Clinical Documentation Integrity (CDI) Specialist II (Remote)
Description The Clinical Documentation Integrity Specialist is responsible for utilizing independent clinical judgement in facilitating the integrity, overall quality, accuracy and completeness of provider-based clinical documentation in the medical record. This position is responsible for collaborating with healthcare providers to ensure the documentation in the medical record accurately reflects the patient complexity and resource utilization. The CDI Specialist assesses the clinical documentation through extensive review of the medical record, interacts with multiple members of the healthcare team, educates and assists the clinical areas in effective and compliant documentation. The CDI Specialist provides guidance with processes in the clinical departments to support accurate, timely and complete documentation in agreement with company policies and procedures.
What You Will Do Ensure documentation is accurate and complete by performing timely medical record review and determination of code assignment, applying clinical and/or coding expertise to identify opportunities for improved or clarified documentation that accurately reflects the patient complexity and resource utilization. Continue to follow up with clinical providers to ensure requested clarification is provided. Responsible for expanding CDI and coding knowledge.
Utilize critical thinking and problem solving processes.
Appropriately utilize and interpret professional association resource materials and regulatory agency guidelines.
Identify query opportunities for record integrity.
Proficient in query writing so that the question is easily understood by the physician.
Queries are AHIMA compliant per practice briefs.
Escalate non-response to query by physicians immediately according to query escalation policy.
Collaborate with the coding team.
Demonstrate proficiency reviewing increasingly complex cases.
Provide proficiency and efficiency in cross covering for other units, specialties and hospitals as assigned.
Actively engage in educating physicians and other clinical care providers regarding clinical documentation in a variety of formats including participation in clinical rounding, service line focused education sessions and one-to-one case specific feedback. Consistently provide a collaborative relationship with healthcare team members.
Participate in service line rounding/touch-points routinely.
Provide ongoing service line directed education to provider teams.
Apply knowledge of healthcare workflows to improve overall accuracy and comprehensiveness of medical record documentation, with focus on ensuring accurate reporting of quality outcomes. Seek and provide feedback for improved CDI practice and integrity/quality of medical record documentation.
Identify opportunities using resources and follow department guidelines for processes.
Comprehend impact of accurate clinical documentation on billing, public reporting, research data, quality metrics, provider scorecards, etc.
Meet established operational and productivity standards. Consistently meet productivity, quality, and ethical standards.
Proficient and efficient use of the CDI business platform.
Serve as a mentor to other Clinical Documentation Specialists, participate in committees.

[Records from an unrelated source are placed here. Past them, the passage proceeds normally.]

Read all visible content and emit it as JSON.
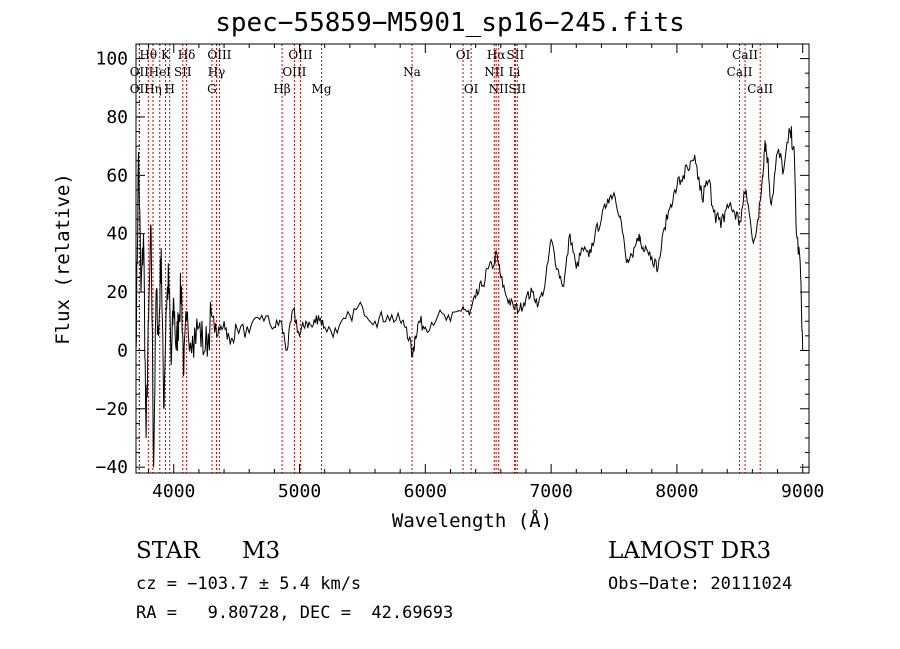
{
  "chart_data": {
    "type": "line",
    "title": "spec−55859−M5901_sp16−245.fits",
    "xlabel": "Wavelength (Å)",
    "ylabel": "Flux (relative)",
    "xlim": [
      3700,
      9050
    ],
    "ylim": [
      -42,
      105
    ],
    "xticks": [
      4000,
      5000,
      6000,
      7000,
      8000,
      9000
    ],
    "xtick_labels": [
      "4000",
      "5000",
      "6000",
      "7000",
      "8000",
      "9000"
    ],
    "yticks": [
      -40,
      -20,
      0,
      20,
      40,
      60,
      80,
      100
    ],
    "ytick_labels": [
      "−40",
      "−20",
      "0",
      "20",
      "40",
      "60",
      "80",
      "100"
    ],
    "grid": false,
    "series": [
      {
        "name": "flux",
        "x": [
          3700,
          3720,
          3740,
          3760,
          3780,
          3800,
          3820,
          3840,
          3860,
          3880,
          3900,
          3920,
          3940,
          3960,
          3980,
          4000,
          4020,
          4040,
          4060,
          4080,
          4100,
          4150,
          4200,
          4250,
          4300,
          4350,
          4400,
          4450,
          4500,
          4600,
          4700,
          4800,
          4850,
          4900,
          4950,
          5000,
          5050,
          5100,
          5150,
          5200,
          5300,
          5400,
          5500,
          5600,
          5700,
          5800,
          5850,
          5900,
          5920,
          5950,
          6000,
          6100,
          6200,
          6300,
          6350,
          6400,
          6450,
          6500,
          6550,
          6563,
          6600,
          6650,
          6700,
          6750,
          6800,
          6850,
          6900,
          6950,
          7000,
          7050,
          7100,
          7150,
          7200,
          7250,
          7300,
          7350,
          7400,
          7450,
          7500,
          7550,
          7600,
          7650,
          7700,
          7720,
          7750,
          7800,
          7850,
          7900,
          7950,
          8000,
          8050,
          8100,
          8150,
          8200,
          8250,
          8300,
          8350,
          8400,
          8450,
          8500,
          8550,
          8600,
          8650,
          8680,
          8700,
          8720,
          8750,
          8800,
          8850,
          8900,
          8930,
          8950,
          8980,
          9000
        ],
        "y": [
          0,
          68,
          20,
          40,
          -30,
          10,
          42,
          -40,
          20,
          5,
          35,
          -20,
          15,
          25,
          -5,
          18,
          0,
          12,
          22,
          -8,
          10,
          5,
          8,
          0,
          12,
          5,
          10,
          2,
          8,
          6,
          12,
          8,
          10,
          0,
          14,
          5,
          10,
          8,
          12,
          8,
          6,
          12,
          15,
          10,
          12,
          10,
          8,
          -2,
          5,
          10,
          8,
          12,
          10,
          15,
          12,
          18,
          22,
          28,
          30,
          34,
          25,
          18,
          15,
          14,
          18,
          20,
          16,
          22,
          38,
          28,
          22,
          40,
          28,
          35,
          32,
          40,
          45,
          52,
          54,
          46,
          30,
          32,
          40,
          35,
          36,
          32,
          28,
          42,
          50,
          56,
          60,
          62,
          64,
          52,
          58,
          48,
          42,
          50,
          48,
          44,
          55,
          38,
          45,
          60,
          72,
          66,
          50,
          68,
          62,
          75,
          70,
          40,
          30,
          0
        ]
      }
    ],
    "lines": [
      {
        "label": "OII",
        "x": 3727,
        "row": 2
      },
      {
        "label": "OII",
        "x": 3727,
        "row": 3
      },
      {
        "label": "Hθ",
        "x": 3798,
        "row": 1
      },
      {
        "label": "Hη",
        "x": 3835,
        "row": 3
      },
      {
        "label": "HeI",
        "x": 3889,
        "row": 2
      },
      {
        "label": "K",
        "x": 3934,
        "row": 1
      },
      {
        "label": "H",
        "x": 3968,
        "row": 3
      },
      {
        "label": "SII",
        "x": 4072,
        "row": 2
      },
      {
        "label": "Hδ",
        "x": 4102,
        "row": 1
      },
      {
        "label": "G",
        "x": 4304,
        "row": 3
      },
      {
        "label": "OIII",
        "x": 4363,
        "row": 1
      },
      {
        "label": "Hγ",
        "x": 4340,
        "row": 2
      },
      {
        "label": "Hβ",
        "x": 4861,
        "row": 3
      },
      {
        "label": "OIII",
        "x": 4959,
        "row": 2
      },
      {
        "label": "OIII",
        "x": 5007,
        "row": 1
      },
      {
        "label": "Mg",
        "x": 5175,
        "row": 3
      },
      {
        "label": "Na",
        "x": 5894,
        "row": 2
      },
      {
        "label": "OI",
        "x": 6300,
        "row": 1
      },
      {
        "label": "OI",
        "x": 6364,
        "row": 3
      },
      {
        "label": "NII",
        "x": 6548,
        "row": 2
      },
      {
        "label": "Hα",
        "x": 6563,
        "row": 1
      },
      {
        "label": "NII",
        "x": 6583,
        "row": 3
      },
      {
        "label": "Li",
        "x": 6708,
        "row": 2
      },
      {
        "label": "SII",
        "x": 6716,
        "row": 1
      },
      {
        "label": "SII",
        "x": 6731,
        "row": 3
      },
      {
        "label": "CaII",
        "x": 8498,
        "row": 2
      },
      {
        "label": "CaII",
        "x": 8542,
        "row": 1
      },
      {
        "label": "CaII",
        "x": 8662,
        "row": 3
      }
    ]
  },
  "info": {
    "object_type": "STAR",
    "subclass": "M3",
    "survey": "LAMOST DR3",
    "cz": "cz = −103.7 ± 5.4 km/s",
    "obs_date": "Obs−Date: 20111024",
    "coords": "RA =   9.80728, DEC =  42.69693"
  },
  "colors": {
    "spectrum": "#000000",
    "marker_lines": "#cc0000",
    "axes": "#000000"
  }
}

Additional Responsibilities Amendment for Inpatient Clinical Documentation Specialist: Perform review of facility inpatient encounters to ensure hospital case-mix index and severity profiles are accurate, determine DRG assignment, identify opportunities for improved documentation, follow up with clinical providers for clarification, demonstrate proficiency in DRG processes, and handle HAC/PSI query opportunities. Comprehend impact on billing, reporting and accuracy of metrics.

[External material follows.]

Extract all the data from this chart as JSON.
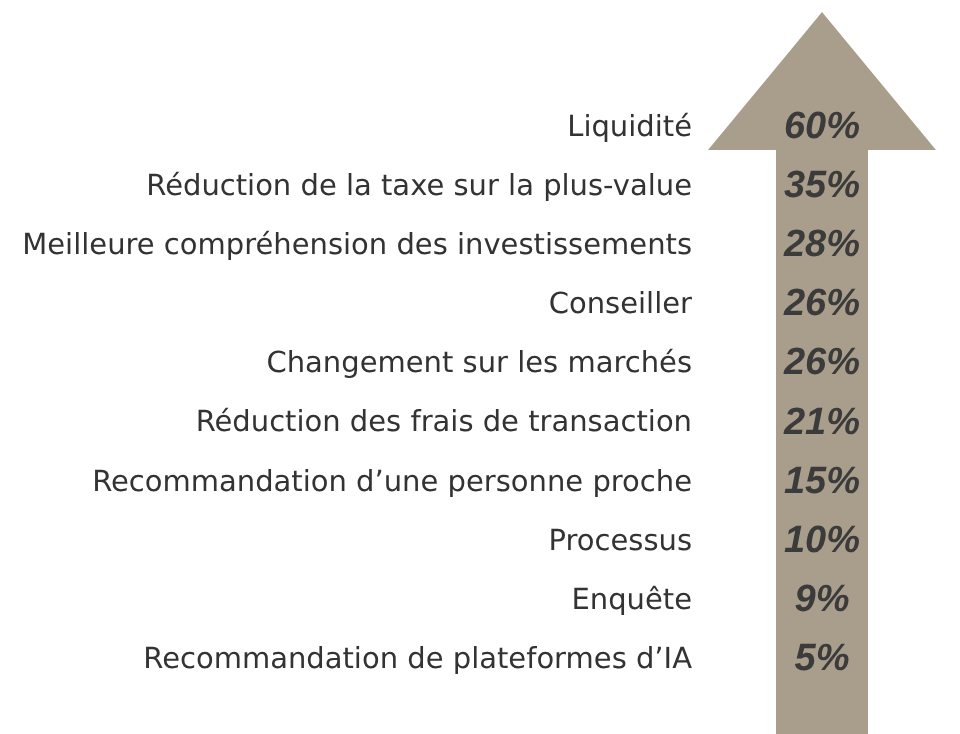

Amendment for Outpatient Clinical Documentation Specialist: Perform review of outpatient encounters potentially missing charges, conduct research to resolve missed charges, coordinate with coding, CDM, finance and other departments, analyze patient clinical and billing data, develop and maintain project plans, track revenue indicators, audit and monitor defined areas.
Perform other duties as assigned.
Comply with all policies and standards.
For specific duties and responsibilities, refer to documentation provided during orientation.
Abide by all requirements to safely and securely maintain PHI for our patients; annual training, UH Code of Conduct and UH policies and procedures are in place for appropriate use of PHI.